“When you work in this building long enough, you notice things like thread count.” — Anonymous Statehouse scribe
The House Ways and Means Committee heard a full morning’s worth of testimony today on the proposed sugar-sweetened beverage tax. The most interesting witness, not in a good way, was one Kevin Dietly of Massachusetts-based Northbridge Environmental Management Consultants, speaking on behalf of the beverage industry. He definitely had the fineest suit in the room, not to mention bright pearly-white teeth. (Oh, and a Google search indicates that he’s a member of the Chautauqua Yacht Club. Must be nice.)
And he acknowledged, in answer to a question from the committee, that he has represented the food and beverage industries since 1986.
That’s a long time serving the same paymasters.
Dietly managed to actually travel to Montpelier, unlike his fellow soulless industry flack Lisa Katic, discussed previously. I don’t imagine it was a sacrifice for ol’ Kev, since he presumably drew full expenses and a fat hourly rate for his visit to Montpelier. (He stuck around for the full morning, billable to “Stop The Vermont Beverage Tax.”)
(This wasn’t his first trip to the Statehouse; in 2013 he testified for the beverage industry against a proposed expansion of Vermont’s Bottle Bill. Surprise, surprise.)
His testimony was a carefully-crafted web of industry-friendly statistics and studies, plus back-handed dismissals of the academic experts who’d preceded him in the witness chair. You know, the economists, doctors, public health experts and nutritionists who have consistently found that…
— Sugar-sweetened beverages are a scourge of the American diet, leading to high rates of obesity, diabetes, and other severe illnesses.
— Taxing a specific commodity invariably leads to lower consumption.
— Lowering consumption of sugary drinks will have a beneficial impact on public health and public-sector healthcare spending.
— There’s no evidence of a significant “border effect”; in fact, there’s quite a bit of evidence that any “border effect” would be minimal or nonexistent.
— The impact on employment is neutral to mildly positive. Consumption of sugary drinks goes down, but people buy other stuff instead. The equation balances out. Plus, the tax revenue funds jobs in government or the healthcare sector.
Pish-tosh, said Dietly, slamming “academics” who live in “a different world,” a “theoretical world.” When they retreat to their “ivory towers, things get a little wacky.”
Welp, so much for scientific research. Can’t trust anything they say.
As for Mr. Dietly, when you Google his name you get a massive quantity of testimony before various legislative bodies around the country on behalf of the food and beverage industries. Here’s a sampling of The Expensive Wisdom of Kevin Dietly:
He spoke to a New York Senate committee in 2010 in opposition to a proposed beverage tax.
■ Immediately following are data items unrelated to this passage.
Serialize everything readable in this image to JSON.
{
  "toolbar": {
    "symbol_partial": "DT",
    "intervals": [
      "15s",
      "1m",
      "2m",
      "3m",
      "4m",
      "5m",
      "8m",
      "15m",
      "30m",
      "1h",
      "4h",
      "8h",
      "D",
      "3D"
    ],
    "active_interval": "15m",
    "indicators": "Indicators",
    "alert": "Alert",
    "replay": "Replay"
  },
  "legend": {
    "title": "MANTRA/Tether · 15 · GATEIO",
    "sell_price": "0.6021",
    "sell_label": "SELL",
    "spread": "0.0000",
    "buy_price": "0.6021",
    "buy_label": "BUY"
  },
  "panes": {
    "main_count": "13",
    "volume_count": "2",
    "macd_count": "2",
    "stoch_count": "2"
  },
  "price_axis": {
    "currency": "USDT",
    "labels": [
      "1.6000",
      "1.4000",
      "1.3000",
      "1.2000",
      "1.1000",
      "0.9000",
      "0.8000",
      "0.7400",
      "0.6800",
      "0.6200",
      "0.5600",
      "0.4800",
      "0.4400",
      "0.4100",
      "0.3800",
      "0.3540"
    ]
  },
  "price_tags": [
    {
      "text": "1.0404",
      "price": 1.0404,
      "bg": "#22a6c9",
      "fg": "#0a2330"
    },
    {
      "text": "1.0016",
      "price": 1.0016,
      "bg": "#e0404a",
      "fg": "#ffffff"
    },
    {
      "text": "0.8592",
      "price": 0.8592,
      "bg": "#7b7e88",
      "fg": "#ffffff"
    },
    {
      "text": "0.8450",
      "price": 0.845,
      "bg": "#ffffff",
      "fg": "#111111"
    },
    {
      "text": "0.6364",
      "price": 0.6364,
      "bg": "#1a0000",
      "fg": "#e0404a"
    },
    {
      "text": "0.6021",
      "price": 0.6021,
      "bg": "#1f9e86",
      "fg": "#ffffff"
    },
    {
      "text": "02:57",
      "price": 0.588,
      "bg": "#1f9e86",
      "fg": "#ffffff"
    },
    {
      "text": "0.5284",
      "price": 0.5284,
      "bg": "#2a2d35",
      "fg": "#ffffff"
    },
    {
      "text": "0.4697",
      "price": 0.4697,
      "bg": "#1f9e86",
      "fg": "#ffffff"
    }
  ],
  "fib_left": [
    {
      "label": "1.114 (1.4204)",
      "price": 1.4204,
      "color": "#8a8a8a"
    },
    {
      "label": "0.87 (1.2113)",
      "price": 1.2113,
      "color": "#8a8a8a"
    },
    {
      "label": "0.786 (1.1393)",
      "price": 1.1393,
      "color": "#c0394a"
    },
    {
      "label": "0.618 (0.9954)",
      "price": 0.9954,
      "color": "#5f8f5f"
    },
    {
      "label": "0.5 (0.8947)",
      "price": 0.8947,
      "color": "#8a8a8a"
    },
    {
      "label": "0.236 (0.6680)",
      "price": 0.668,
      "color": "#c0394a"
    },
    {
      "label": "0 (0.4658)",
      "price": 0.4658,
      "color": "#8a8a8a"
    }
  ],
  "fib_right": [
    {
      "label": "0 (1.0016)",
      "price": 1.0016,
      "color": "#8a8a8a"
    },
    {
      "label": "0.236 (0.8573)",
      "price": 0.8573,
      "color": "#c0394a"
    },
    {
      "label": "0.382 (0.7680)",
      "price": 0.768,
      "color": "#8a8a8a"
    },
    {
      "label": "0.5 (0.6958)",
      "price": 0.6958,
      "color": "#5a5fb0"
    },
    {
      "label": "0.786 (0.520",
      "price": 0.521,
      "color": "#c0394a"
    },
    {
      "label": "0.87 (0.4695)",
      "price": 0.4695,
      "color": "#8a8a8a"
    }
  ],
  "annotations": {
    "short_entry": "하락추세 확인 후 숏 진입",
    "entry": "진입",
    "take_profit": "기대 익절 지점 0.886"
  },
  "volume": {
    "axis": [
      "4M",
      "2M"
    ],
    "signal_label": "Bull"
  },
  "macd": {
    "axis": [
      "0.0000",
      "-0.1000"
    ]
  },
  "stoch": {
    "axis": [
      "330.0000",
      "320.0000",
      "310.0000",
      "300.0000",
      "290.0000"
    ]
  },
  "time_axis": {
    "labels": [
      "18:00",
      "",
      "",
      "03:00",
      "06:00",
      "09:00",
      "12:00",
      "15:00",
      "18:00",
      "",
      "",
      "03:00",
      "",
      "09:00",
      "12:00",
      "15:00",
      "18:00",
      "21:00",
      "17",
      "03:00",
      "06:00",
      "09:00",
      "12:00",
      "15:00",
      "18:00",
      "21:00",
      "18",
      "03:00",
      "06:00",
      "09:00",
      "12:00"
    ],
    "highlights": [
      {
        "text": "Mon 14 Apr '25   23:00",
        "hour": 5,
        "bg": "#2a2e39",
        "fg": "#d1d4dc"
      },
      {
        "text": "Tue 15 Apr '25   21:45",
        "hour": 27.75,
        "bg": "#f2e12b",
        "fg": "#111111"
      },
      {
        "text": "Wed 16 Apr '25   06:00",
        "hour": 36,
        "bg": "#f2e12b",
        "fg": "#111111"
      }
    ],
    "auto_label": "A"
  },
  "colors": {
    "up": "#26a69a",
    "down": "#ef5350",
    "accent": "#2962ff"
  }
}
His arguments were essentially the same, then and now: a beverage tax would have disastrous economic consequences (but he entirely leaves out the fact that consumers will substitute other items for taxed beverages, thus mitigating the dreaded financial and employment impact), and it wouldn’t have any effect on public health (carefully selected statistics cited, inconvenient ones waved away).
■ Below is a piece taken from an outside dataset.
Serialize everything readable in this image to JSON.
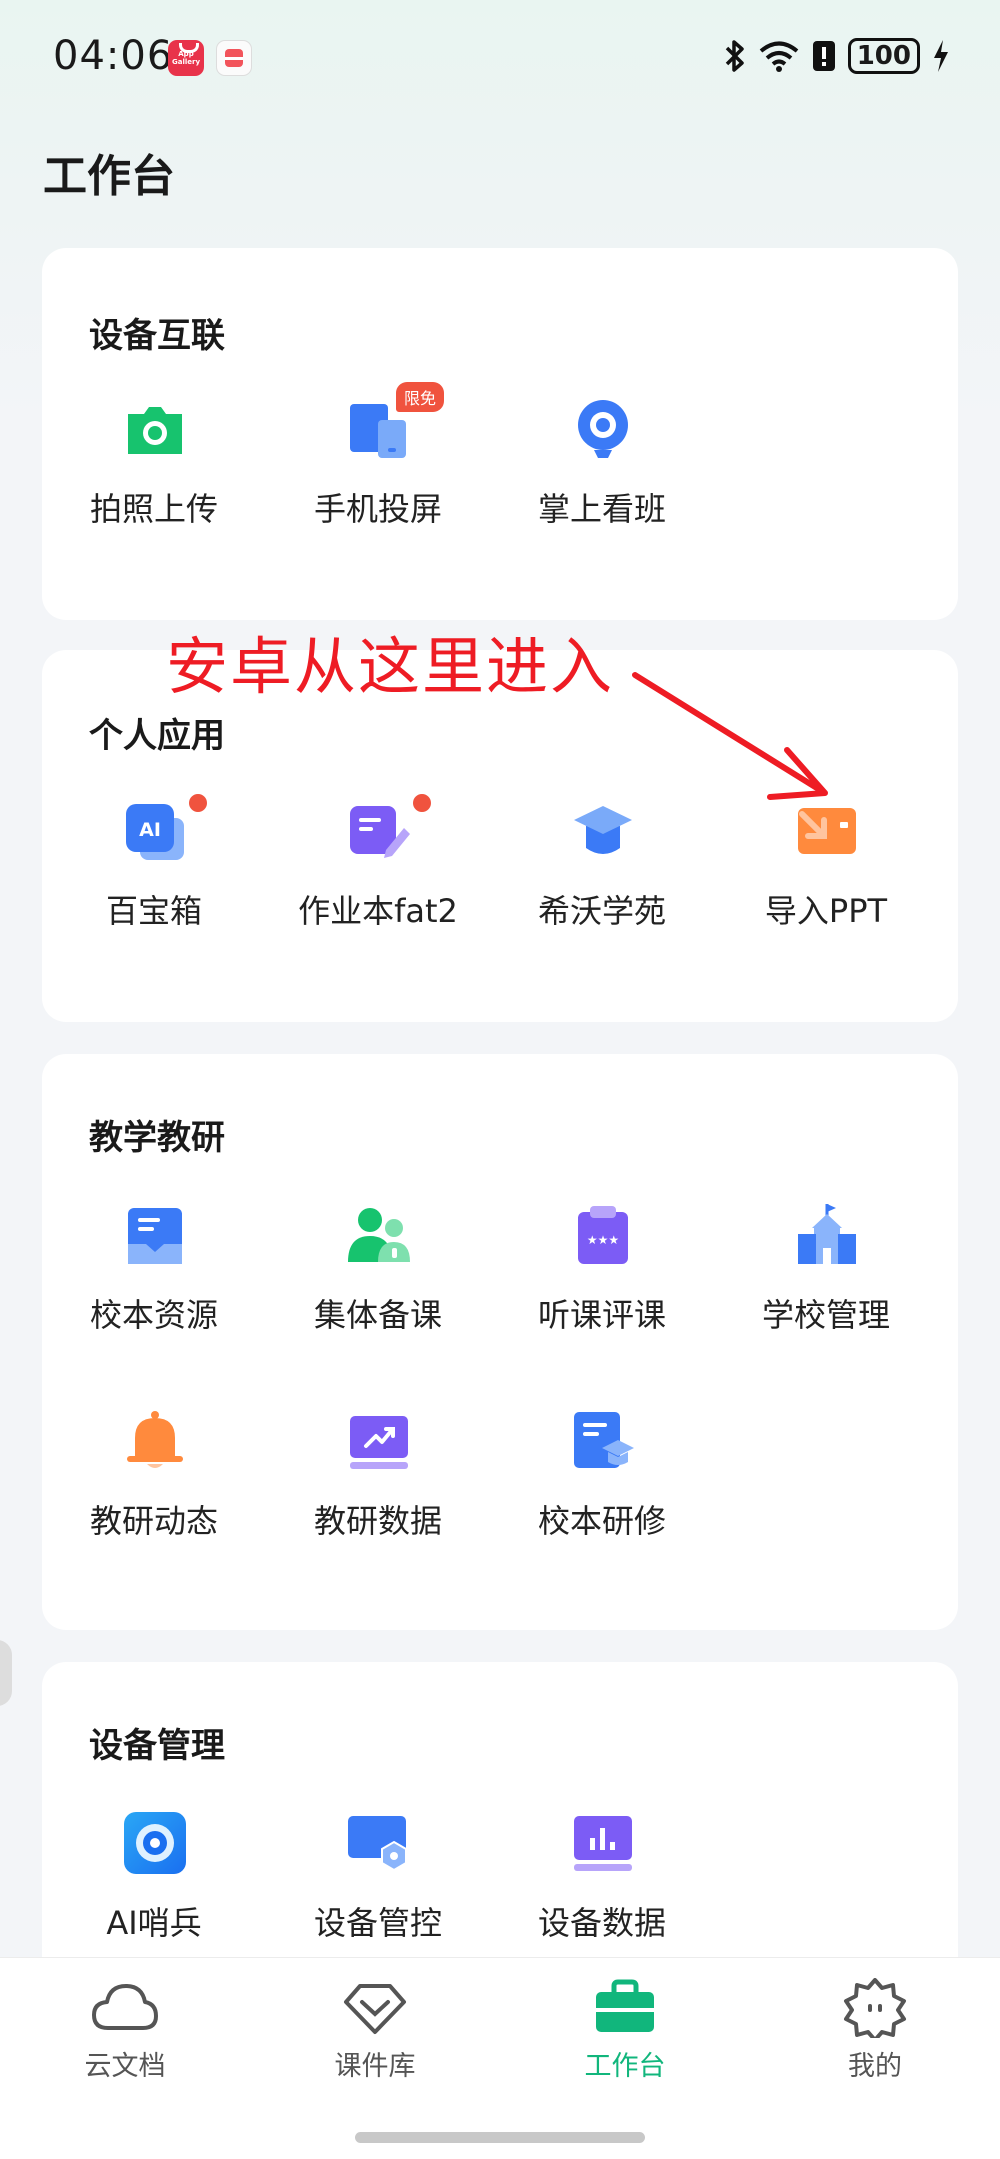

In 2012, California voters faced a ballot measure to require labeling of foods that contain GMOs. (The measure was defeated after a very costly “No” campaign bankrolled by Big Food.) And oh looky here: Kevin Dietly was a hireling of the “No” campaign, and offered a very high estimate of the cost of GMO labeling — as much as $400 per year for each California household. His estimate was based on the assumption that producers would universally switch to costlier ingredients in order to avoid the GMO label (a dubious assumption at best), although he admitted that “We certainly don’t know what will happen.”
Speaking to Nevada lawmakers in 2011 on the subject of recycling and bottle deposits, Dietly positioned the beverage industry as having been “among the leading packaging innovators of the past 100 years,” and touted the industry as supporting a range of programs “to promote recycling.” And then he makes forceful arguments against deposit laws. If you read through his testimony, there are striking parallels in method, style, and type of argument with today’s testimony against the beverage tax.
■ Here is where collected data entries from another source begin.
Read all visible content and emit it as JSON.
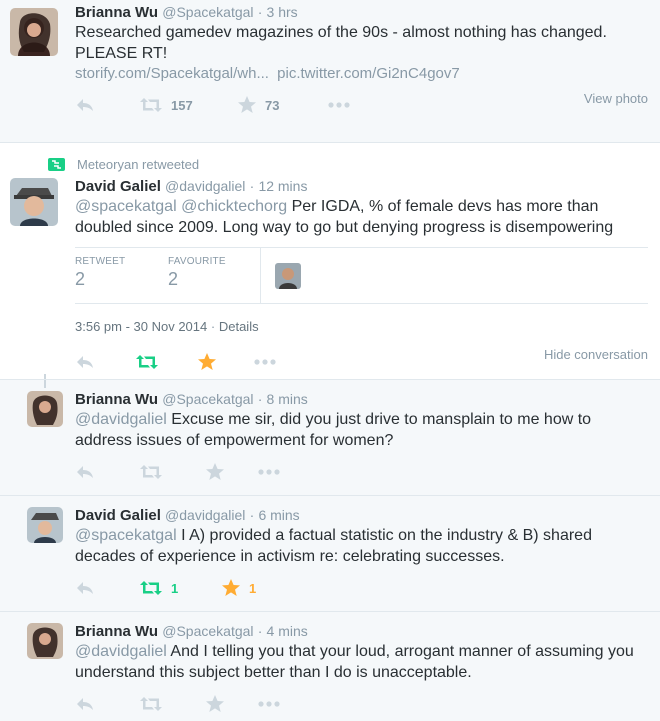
{
  "tweet1": {
    "name": "Brianna Wu",
    "handle": "@Spacekatgal",
    "time": "3 hrs",
    "text": "Researched gamedev magazines of the 90s - almost nothing has changed. PLEASE RT!",
    "link1": "storify.com/Spacekatgal/wh...",
    "link2": "pic.twitter.com/Gi2nC4gov7",
    "retweets": "157",
    "favorites": "73",
    "view_photo": "View photo"
  },
  "tweet2": {
    "retweeted_by": "Meteoryan retweeted",
    "name": "David Galiel",
    "handle": "@davidgaliel",
    "time": "12 mins",
    "mentions": "@spacekatgal @chicktechorg",
    "text": " Per IGDA, % of female devs has more than doubled since 2009. Long way to go but denying progress is disempowering",
    "retweet_label": "RETWEET",
    "retweet_count": "2",
    "favourite_label": "FAVOURITE",
    "favourite_count": "2",
    "timestamp": "3:56 pm - 30 Nov 2014",
    "details": "Details",
    "hide": "Hide conversation"
  },
  "reply1": {
    "name": "Brianna Wu",
    "handle": "@Spacekatgal",
    "time": "8 mins",
    "mention": "@davidgaliel",
    "text": " Excuse me sir, did you just drive to mansplain to me how to address issues of empowerment for women?"
  },
  "reply2": {
    "name": "David Galiel",
    "handle": "@davidgaliel",
    "time": "6 mins",
    "mention": "@spacekatgal",
    "text": " I A) provided a factual statistic on the industry & B) shared decades of experience in activism re: celebrating successes.",
    "retweets": "1",
    "favorites": "1"
  },
  "reply3": {
    "name": "Brianna Wu",
    "handle": "@Spacekatgal",
    "time": "4 mins",
    "mention": "@davidgaliel",
    "text": " And I telling you that your loud, arrogant manner of assuming you understand this subject better than I do is unacceptable."
  },
  "separator": "·",
  "icons": [
    "reply-icon",
    "retweet-icon",
    "favorite-icon",
    "more-icon"
  ],
  "colors": {
    "retweet_active": "#19cf86",
    "favorite_active": "#ffac33",
    "icon_gray": "#ccd6dd"
  }
}
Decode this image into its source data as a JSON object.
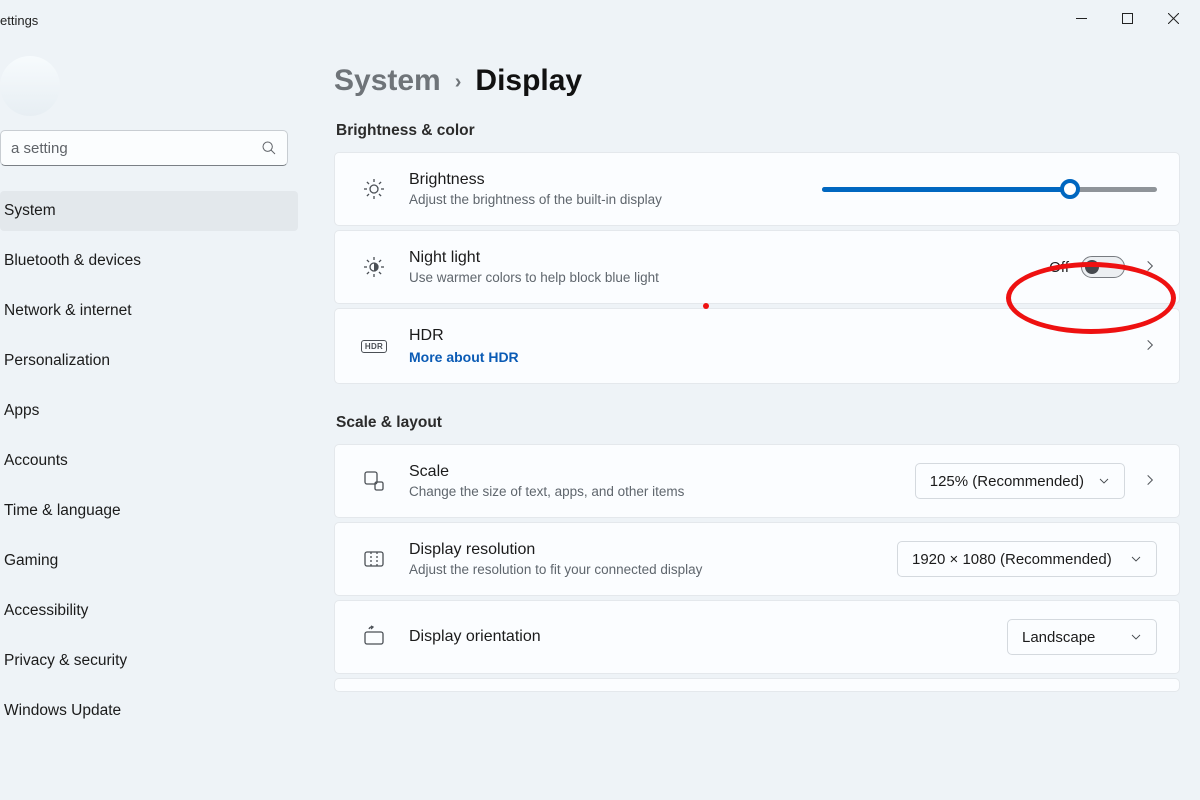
{
  "window": {
    "title": "ettings"
  },
  "search": {
    "placeholder": "a setting"
  },
  "sidebar": {
    "items": [
      {
        "label": "System"
      },
      {
        "label": "Bluetooth & devices"
      },
      {
        "label": "Network & internet"
      },
      {
        "label": "Personalization"
      },
      {
        "label": "Apps"
      },
      {
        "label": "Accounts"
      },
      {
        "label": "Time & language"
      },
      {
        "label": "Gaming"
      },
      {
        "label": "Accessibility"
      },
      {
        "label": "Privacy & security"
      },
      {
        "label": "Windows Update"
      }
    ]
  },
  "breadcrumb": {
    "parent": "System",
    "current": "Display"
  },
  "sections": {
    "brightness_color": {
      "header": "Brightness & color",
      "brightness": {
        "title": "Brightness",
        "sub": "Adjust the brightness of the built-in display",
        "value_pct": 74
      },
      "night_light": {
        "title": "Night light",
        "sub": "Use warmer colors to help block blue light",
        "state_label": "Off"
      },
      "hdr": {
        "title": "HDR",
        "link": "More about HDR",
        "badge": "HDR"
      }
    },
    "scale_layout": {
      "header": "Scale & layout",
      "scale": {
        "title": "Scale",
        "sub": "Change the size of text, apps, and other items",
        "value": "125% (Recommended)"
      },
      "resolution": {
        "title": "Display resolution",
        "sub": "Adjust the resolution to fit your connected display",
        "value": "1920 × 1080 (Recommended)"
      },
      "orientation": {
        "title": "Display orientation",
        "value": "Landscape"
      }
    }
  }
}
In 2014 he addressed Connecticut lawmakers about a proposal to expand the state’s bottle bill. He asserts that it would impose unbearable costs on manufacturers and retailers, and had the audacity to depict the deposit/refund system as “counter to the goals of sustainable recycling and materials management.”
In 2002 he spoke before a U.S. Senate committee (chaired by Jim Jeffords) which was considering a “Beverage Producer Responsibility Act.” The concept of “producer responsiblity” has been a mainstay of advancement in environmental law; in Germany, for instance, producers have cradle-to-grave responsibility for their products — from bottles to automobiles. Its economy seems to be getting along just fine, no?
But according to Dietly, such an act would have been costly to consumers and businesses, and had little or no environmental benefit. Hmm, if he thinks there’s a disconnect between the Ivory Tower and reality, I sense a greater disconnect between industry-funded experts and reality.
I could go on, but you get the idea. Kevin Dietly is a well-traveled, amply-compensated spokesflack for the beverage industry, fighting for its interests in legislative halls around the country. His testimony should be judged accordingly.